Lesson Learnt while Configuring Security on a Job Running through Linked Server

This case taught me a very useful lesson about how impersonation works when executing a SQL Server Job using a linked server. If this scenario is new for you too, I hope you enjoy learning as much as I did.

In this case my customer was trying to run a stored procedure using a linked server from a local SQL Server 2005 instance to a remote SQL Server 2000. The stored procedure ran just fine when executed from SQL Server Management Studio (SSMS) but failed when ran as a SQL Server Agent Job.

These kind of mistakes are common in SQL Server when the SQL Server Agent account does not have enough permissions to execute the required Job. For example, when running a T-SQL statement that performs some kind of action on a remote server’s share, the credentials used to logon on the remote share are the ones of the user that opens SSMS; in other words, the user we have used to logon in our Windows session. However, when the statement is executed within a SQL Server Job, the credentials being used are the ones for the SQL Server Agent account, which is the account in charge of running jobs. This can be found on the following link:

[…] if you create a job that requires a drive letter or a universal naming convention (UNC) path, the job may run under your Microsoft Windows NT® 4.0 or Windows® 2000 user account while testing it. When SQL Server Agent then runs the job, it may not have the necessary permissions, drive letter configurations, or access to the required drive to execute the job.

There is additional information that needs to be taken into account when running a statement in SQL Server Management Studio vs. running the T-SQL code within a SQL Server Agent Job, this is described in Knowledge Base article KB269074:

The security context in which the job is run is determined by the owner of the job […] If the job is owned by an account (either a SQL Server login or a Windows NT authenticated login) that is a member of the Sysadmin role, the SQL Agent job runs under the context of the account used to start the SQL Agent service.

When the job is not owned by an account with sysadmin privileges, we can find a problem similar to the following one when running the job:

Remote access not allowed for Windows NT user activated by SETUSER. [SQLSTATE 42000] (Error 7410). The step failed.

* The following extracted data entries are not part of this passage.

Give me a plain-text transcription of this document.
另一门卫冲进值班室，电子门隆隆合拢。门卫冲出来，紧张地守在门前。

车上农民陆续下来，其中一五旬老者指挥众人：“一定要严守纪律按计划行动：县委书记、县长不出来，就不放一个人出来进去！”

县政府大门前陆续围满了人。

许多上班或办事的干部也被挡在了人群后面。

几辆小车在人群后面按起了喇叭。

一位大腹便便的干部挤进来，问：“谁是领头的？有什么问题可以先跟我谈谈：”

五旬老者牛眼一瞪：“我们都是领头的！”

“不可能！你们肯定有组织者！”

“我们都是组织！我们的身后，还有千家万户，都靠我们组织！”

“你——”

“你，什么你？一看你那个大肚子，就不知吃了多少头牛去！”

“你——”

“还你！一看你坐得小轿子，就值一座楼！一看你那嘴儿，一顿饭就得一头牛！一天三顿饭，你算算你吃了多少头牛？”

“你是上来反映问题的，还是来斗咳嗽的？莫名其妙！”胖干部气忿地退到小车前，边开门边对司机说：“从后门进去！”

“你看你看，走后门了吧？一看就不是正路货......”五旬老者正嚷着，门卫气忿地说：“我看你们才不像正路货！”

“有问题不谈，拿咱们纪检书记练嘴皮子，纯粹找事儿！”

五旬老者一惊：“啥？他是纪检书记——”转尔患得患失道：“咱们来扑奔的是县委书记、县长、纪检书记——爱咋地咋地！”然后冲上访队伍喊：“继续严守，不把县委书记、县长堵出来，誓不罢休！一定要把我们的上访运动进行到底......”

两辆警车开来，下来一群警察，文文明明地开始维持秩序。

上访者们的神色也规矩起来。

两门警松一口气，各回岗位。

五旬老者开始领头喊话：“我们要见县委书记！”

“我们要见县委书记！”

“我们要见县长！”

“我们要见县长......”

There is a Knowledge Base article that explains how to workaround this error (see KB811031). In our case, the error was quite different though:

Error: 7416, Severity: 16, State: 1
Access to the remote server is denied because no login-mapping exists

I did a basic review to understand what was the configuration of both the SQL Server Agent Job and Linked Server, in our case this was what we had:

• Job owner was the sa SQL Server account
• Job was made up of a single step with a simple stored procedure execution that took care of copying several rows from a remote table (2000) into a local table (2005)
• A Windows Domain account was used to run SQL Server Agent service in both the SQL Server 2000 and 2005
• Both servers was located on the same Windows Domain and the Agent service account was the same.
• In both SQL Server 2000 and 2005 there was a SQL Server account called "elearning" associated to an "elearning" login. "elearning” login had “datareader" and "public" roles

Concerning the linked server security configuration, my customer only had the "elearning" login on the security properties for the Linked Server, any other login attempt was denied:

 

In this case we discovered that adding the SQL Server Agent account to the list of authorized users in the linked server security properties allowed us to run the job successfully. This makes sense because the SQL Server Account credentials are the ones used to execute the job in this case however, this lead to a security problem since a non-authorized user on the remote server could use the linked server connection to perform actions he has no rights to perform by default. In other words, having the SQL Server Agent account as authorized on the linked server allows the use of that linked server connection by any job where the owner is part of the sysadmin group.

My first thought was to use a SQL Server Agent Proxy account to work around the issue but T-SQL statements cannot make use of Proxies:

Job steps that execute Transact-SQL do not use SQL Server Agent proxies. Transact-SQL job steps run in the security context of the owner of the job.

In our case the job owner was sa account so the Job was being run under the credentials of SQL Server Agent account however, the linked server only granted remote access to the "elearning" login. In addition to this, when configuring the advanced Job step properties using SSMS, the GUI does not allow to specify an alternate SQL Server login, only allows to specify an alternate SQL Server user:

However, the EXECUTE AS documentation clearly states that using both SLQ Server user accounts and logins are a valid approach:

SQL Server 2005 supports the ability to impersonate another principal either explicitly by using the stand-alone EXECUTE AS statement […]. The stand-alone EXECUTE AS statement can be used to impersonate server-level principals, or logins, by using the EXECUTE AS LOGIN statement. The stand-alone EXECUTE AS statement can also be used to impersonate database level principals, or users, by using the EXECUTE AS USER statement.

The solution for the customer’s requirements was as easy as using the EXECUTE AS LOGIN instruction in the T-SQL code for the stored procedure:

How the SQL Server Agent and linked server security work is not difficult once you make sense of all the pieces in the puzzle. Knowing where these pieces fit will help you to better asset your SQL Server’s security.